Catalonia to pass new legislation to protect social emergency measures suspended by Spain
The Catalan President Carles Puigdemont announced that the Government will prepare new legislation to protect the core policies of the social emergency law suspended by the Spanish Constitutional Court (TC). The new law will include “practical tools with legal security” that will “reformulate” the suspended articles of the legislation but “keep its spirit”. Drafting a new law was the main compromise of the social emergency summit organised on Tuesday by the Catalan Government, the local authorities and the main political parties in Catalonia following the Spanish Government’s legal challenge against the social emergency law. Puigdemont described the negotiations as “long, intense and very useful” and said that the new law is needed “to restore everything the Constitutional Court has suspended”. The meeting, he said, “wasn’t about political discrepancies but about showing that this issue concerns us all”.
Use of the Catalan language in courts “going backwards”

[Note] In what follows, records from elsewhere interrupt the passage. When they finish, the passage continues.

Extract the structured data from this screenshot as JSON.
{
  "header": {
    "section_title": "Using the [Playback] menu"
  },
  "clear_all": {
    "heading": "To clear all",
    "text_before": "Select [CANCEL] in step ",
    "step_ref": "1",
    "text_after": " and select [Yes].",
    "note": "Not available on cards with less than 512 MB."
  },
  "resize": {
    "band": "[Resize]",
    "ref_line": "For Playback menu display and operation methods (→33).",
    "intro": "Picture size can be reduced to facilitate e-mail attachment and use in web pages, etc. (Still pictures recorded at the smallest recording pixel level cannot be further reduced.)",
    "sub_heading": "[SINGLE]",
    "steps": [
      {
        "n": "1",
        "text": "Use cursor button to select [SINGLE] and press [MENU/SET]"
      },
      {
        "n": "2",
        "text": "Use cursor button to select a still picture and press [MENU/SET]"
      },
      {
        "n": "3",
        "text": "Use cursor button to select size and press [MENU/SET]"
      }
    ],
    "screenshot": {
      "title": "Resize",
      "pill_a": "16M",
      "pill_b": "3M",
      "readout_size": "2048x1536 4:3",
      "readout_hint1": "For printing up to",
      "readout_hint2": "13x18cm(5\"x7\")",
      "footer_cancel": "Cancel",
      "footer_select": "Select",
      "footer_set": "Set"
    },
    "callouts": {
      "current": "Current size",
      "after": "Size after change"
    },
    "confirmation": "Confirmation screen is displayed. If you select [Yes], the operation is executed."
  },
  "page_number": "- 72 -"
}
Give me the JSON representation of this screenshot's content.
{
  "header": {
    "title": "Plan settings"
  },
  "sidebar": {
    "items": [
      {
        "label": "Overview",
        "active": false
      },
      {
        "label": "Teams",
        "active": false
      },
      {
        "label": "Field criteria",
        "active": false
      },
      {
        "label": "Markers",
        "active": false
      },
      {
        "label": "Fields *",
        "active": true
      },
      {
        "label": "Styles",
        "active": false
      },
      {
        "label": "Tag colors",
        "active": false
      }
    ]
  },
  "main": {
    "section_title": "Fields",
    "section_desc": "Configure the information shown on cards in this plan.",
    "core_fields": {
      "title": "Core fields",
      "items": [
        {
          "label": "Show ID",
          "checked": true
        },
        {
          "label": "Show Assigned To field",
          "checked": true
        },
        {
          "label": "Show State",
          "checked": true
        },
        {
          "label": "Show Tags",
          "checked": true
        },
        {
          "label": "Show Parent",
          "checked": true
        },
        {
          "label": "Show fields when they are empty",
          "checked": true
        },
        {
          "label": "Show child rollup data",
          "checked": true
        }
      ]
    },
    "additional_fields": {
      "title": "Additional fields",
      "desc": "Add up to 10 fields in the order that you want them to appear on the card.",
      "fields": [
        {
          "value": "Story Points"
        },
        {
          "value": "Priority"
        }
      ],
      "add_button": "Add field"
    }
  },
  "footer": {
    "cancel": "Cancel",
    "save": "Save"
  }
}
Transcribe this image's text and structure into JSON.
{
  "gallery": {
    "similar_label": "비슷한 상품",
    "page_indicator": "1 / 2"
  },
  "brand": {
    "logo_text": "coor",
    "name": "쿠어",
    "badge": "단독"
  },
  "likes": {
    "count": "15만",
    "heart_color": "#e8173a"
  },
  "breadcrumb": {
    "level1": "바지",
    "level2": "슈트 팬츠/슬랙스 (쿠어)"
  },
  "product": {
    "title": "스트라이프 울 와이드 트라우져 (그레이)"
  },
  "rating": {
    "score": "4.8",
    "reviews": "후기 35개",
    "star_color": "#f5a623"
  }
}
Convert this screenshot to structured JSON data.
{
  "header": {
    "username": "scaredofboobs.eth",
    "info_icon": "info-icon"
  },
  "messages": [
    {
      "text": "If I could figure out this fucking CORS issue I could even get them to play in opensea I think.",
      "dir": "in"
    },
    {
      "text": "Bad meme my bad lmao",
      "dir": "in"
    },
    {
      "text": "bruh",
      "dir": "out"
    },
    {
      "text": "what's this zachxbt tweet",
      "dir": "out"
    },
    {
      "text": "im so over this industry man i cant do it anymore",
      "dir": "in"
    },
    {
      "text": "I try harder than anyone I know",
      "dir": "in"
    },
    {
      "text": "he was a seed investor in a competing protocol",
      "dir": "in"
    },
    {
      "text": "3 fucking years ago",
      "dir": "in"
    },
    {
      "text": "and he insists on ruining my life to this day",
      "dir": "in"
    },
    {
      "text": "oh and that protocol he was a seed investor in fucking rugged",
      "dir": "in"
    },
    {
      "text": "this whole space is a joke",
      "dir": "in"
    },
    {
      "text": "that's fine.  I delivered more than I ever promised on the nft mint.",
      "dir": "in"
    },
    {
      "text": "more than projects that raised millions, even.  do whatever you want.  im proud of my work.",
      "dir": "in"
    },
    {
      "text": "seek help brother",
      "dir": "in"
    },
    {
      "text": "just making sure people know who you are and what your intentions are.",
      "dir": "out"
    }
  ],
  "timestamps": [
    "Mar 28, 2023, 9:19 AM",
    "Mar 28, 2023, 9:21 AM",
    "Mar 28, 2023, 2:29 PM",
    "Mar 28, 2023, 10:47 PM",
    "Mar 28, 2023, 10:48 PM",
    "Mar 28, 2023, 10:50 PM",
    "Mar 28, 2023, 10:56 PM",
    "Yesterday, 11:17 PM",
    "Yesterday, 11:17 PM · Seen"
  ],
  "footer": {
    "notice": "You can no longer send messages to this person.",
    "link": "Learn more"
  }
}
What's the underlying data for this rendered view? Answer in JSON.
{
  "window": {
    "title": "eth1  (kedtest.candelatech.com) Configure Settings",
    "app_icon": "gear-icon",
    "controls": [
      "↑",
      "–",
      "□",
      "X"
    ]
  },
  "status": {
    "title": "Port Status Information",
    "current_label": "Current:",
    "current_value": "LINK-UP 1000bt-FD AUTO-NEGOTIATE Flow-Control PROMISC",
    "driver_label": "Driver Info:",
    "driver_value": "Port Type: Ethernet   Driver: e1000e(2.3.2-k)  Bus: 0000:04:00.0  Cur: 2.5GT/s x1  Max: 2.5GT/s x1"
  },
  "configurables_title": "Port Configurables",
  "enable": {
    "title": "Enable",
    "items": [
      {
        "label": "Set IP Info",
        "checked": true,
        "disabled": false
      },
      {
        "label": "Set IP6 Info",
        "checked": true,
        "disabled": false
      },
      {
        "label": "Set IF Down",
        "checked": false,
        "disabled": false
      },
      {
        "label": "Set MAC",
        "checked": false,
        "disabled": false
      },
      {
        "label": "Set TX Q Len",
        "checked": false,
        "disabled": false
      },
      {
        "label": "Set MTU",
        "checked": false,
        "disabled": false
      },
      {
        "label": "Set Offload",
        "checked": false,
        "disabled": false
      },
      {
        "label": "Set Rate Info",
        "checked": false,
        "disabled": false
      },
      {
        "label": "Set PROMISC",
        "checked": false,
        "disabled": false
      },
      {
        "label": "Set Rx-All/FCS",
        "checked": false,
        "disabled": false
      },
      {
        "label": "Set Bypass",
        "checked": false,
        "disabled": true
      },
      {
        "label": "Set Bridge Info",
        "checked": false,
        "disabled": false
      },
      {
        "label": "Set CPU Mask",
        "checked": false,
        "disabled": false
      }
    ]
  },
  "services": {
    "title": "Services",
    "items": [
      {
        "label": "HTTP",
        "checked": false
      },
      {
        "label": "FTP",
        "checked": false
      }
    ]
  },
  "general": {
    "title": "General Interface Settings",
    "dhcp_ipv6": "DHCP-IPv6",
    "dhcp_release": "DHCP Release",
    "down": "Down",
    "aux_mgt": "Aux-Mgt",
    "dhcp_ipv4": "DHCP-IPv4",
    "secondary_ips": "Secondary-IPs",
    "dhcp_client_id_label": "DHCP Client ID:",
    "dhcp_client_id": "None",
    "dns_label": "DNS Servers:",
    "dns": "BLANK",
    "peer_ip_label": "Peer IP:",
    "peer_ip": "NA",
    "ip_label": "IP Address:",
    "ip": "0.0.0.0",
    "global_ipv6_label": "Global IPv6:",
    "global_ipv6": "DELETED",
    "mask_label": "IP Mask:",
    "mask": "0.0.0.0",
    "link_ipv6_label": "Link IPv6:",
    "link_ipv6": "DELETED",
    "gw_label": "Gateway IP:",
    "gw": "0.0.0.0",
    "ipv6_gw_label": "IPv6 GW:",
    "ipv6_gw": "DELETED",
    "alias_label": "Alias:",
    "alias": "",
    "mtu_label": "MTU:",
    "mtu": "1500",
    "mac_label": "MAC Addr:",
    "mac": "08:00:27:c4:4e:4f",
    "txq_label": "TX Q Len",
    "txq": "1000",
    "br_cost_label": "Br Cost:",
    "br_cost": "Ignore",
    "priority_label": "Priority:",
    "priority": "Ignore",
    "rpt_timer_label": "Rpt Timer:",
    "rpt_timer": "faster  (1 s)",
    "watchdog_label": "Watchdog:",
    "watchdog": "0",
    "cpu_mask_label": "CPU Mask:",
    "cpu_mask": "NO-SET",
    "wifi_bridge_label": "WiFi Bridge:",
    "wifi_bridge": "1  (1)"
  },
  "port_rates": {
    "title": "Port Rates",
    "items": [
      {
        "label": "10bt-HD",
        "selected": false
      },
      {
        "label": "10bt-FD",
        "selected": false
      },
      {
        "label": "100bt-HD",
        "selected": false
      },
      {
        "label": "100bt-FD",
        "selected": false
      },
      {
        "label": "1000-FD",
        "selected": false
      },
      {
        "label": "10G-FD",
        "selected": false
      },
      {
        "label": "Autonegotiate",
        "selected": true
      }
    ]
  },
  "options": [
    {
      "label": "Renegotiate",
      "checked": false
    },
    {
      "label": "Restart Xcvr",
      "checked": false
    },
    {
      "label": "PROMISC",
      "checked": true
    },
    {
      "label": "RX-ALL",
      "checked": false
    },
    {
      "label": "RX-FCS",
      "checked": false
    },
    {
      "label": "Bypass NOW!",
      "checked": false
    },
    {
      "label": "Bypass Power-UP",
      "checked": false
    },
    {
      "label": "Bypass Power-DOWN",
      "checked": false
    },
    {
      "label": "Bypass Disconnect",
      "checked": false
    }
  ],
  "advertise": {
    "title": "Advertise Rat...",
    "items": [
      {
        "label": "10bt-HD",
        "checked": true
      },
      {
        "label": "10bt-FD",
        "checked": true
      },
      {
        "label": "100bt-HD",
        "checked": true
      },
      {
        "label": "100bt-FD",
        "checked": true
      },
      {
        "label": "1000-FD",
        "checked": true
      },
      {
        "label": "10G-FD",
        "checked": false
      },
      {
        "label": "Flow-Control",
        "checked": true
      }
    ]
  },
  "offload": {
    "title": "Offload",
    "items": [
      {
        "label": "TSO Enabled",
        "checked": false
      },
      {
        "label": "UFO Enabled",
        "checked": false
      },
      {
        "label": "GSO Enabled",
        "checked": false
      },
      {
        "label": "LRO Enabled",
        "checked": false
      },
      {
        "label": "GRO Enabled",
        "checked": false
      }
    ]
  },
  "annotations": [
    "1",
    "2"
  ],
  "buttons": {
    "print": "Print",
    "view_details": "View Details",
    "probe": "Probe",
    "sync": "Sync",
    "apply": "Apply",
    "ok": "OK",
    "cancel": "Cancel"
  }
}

The NGO ‘Plataforma per la Llengua’, which aims to promote the use of Catalan as a tool for social cohesion, warned on Tuesday that the language is “going backwards” in the field of Justice. Only 3% of trials in Catalonia are in Catalan and up to 75% of lawyers that use it have been asked to use Spanish instead on at least one occasion, regretted the president of the NGO, Òscar Escuder. A new report from the organisation, however, also includes some positive figures: Catalan is now spoken by more than 10 million people, and up to 13.4 million understand it. Outside Catalonia, it is in the Balearic Islands where Catalan is most widely spoken: up to 80.5% of citizens there know the language. In French-Catalonia, however, only 35.5% of inhabitants speak the language.